To cloud providers, the possibility of a privacy compromise of their customers' data is a doomsday scenario. Rowhammer attacks is a recent attack vector that can compromise privacy at large scale because it can bypass all hardware isolation protection abstractions whether SGX, hypervisor, or process isolation. Cloud providers are nervous about recent research results showing how Rowhammer attacks affect many types of DRAM including DDR4 and ECC-equipped DRAM. Unfortunately, cloud providers lack a systematic way to test the DRAM present in their servers for the threat of a Rowhammer attack. Building such a methodology needs to overcome two difficult challenges: (1) devising a CPU instruction sequence that maximizes the rate of DRAM row activations on a given system, and (2) determining the adjacency of rows internal to DRAM. This talk will present an end-to-end methodology that overcomes these challenges to determine if cloud servers are susceptible to Rowhammer attacks. With our methodology, a cloud provider can construct worst-case testing conditions for DRAM.

We used our methodology to create worst-case DRAM testing conditions on the hardware used by a major cloud provider for a recent generation of its servers. Our findings show that none of the instruction sequences used in prior work to mount Rowhammer attacks create worst-case DRAM testing conditions. Instead, we construct an instruction sequence that issues non-explicit load and store instructions. Our new sequence leverages microarchitectural side-effects to "hammer" DRAM at a near-optimal rate on modern Skylake platforms. We also designed a DDR4 fault injector capable of reverse engineering row adjacency inside a DRAM device. When applied to our cloud provider's DIMMs, we find that rows inside DDR4 DRAM devices do not always follow a linear map.

Joint work with Lucian Cojocar (VU Amsterdam), Jeremie Kim, Minesh Patel, Onur Mutlu (ETH Zurich), Lily Tsai (MIT), and Alec Wolman (MSR)

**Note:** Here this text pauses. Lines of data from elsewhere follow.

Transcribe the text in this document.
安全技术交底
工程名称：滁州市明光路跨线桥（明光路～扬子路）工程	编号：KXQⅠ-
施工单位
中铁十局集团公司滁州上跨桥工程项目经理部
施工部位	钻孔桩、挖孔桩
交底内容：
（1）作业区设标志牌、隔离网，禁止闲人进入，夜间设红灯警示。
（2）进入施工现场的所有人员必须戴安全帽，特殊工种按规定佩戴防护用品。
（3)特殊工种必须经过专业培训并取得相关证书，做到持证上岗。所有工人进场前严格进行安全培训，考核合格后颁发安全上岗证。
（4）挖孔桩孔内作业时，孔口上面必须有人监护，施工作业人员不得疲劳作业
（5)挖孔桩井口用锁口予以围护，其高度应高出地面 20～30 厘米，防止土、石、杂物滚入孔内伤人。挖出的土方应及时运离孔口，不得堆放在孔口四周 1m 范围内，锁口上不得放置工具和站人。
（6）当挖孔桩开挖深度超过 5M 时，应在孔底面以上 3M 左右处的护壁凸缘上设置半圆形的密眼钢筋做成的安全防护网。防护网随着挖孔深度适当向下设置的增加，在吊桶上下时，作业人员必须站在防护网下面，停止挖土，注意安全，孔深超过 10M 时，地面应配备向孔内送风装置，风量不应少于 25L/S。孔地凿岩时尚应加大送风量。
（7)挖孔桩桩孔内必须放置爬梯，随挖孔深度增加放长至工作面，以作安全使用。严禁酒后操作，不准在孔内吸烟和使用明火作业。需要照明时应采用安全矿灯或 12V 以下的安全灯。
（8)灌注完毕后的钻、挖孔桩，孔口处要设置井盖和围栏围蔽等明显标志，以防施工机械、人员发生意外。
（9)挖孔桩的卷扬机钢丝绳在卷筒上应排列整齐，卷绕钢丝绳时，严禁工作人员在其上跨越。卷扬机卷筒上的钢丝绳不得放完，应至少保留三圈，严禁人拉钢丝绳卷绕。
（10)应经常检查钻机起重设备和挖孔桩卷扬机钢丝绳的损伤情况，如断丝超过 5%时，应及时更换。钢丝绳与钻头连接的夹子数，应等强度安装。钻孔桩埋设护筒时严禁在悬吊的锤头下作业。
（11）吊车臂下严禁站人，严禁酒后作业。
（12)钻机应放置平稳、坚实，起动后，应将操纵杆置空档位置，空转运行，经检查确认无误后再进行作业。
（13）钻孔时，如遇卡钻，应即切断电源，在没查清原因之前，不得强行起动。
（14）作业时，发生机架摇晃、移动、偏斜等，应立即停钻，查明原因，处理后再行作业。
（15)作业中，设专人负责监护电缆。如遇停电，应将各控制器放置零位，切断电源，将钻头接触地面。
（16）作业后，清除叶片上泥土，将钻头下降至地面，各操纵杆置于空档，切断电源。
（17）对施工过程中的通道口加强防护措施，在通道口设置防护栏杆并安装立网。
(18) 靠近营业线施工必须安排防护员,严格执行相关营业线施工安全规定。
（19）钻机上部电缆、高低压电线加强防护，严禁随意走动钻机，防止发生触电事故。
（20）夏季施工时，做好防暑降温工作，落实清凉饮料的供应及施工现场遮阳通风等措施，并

Stefan Saroiu is a researcher in the Mobility and Networking Research group at Microsoft Research (MSR) in Redmond. Stefan's research interests span many aspects of systems and networks although his most recent work focuses on systems security. Stefan takes his work beyond publishing results. With his colleagues at MSR, he designed and built (1) the reference implementation of a software-based Trusted Platform Module (TPM) used in millions of smartphones and tablets, and (2) Microsoft Embedded Social, a cloud service aimed at user engagement in mobile apps that has 20 million users. Before joining MSR in 2008, Stefan spent three years as an Assistant Professor at the University of Toronto, and four months at as a visiting researcher where he worked on the early designs of their new shopping cart system (aka Dynamo). Stefan is an ACM Distinguished Member.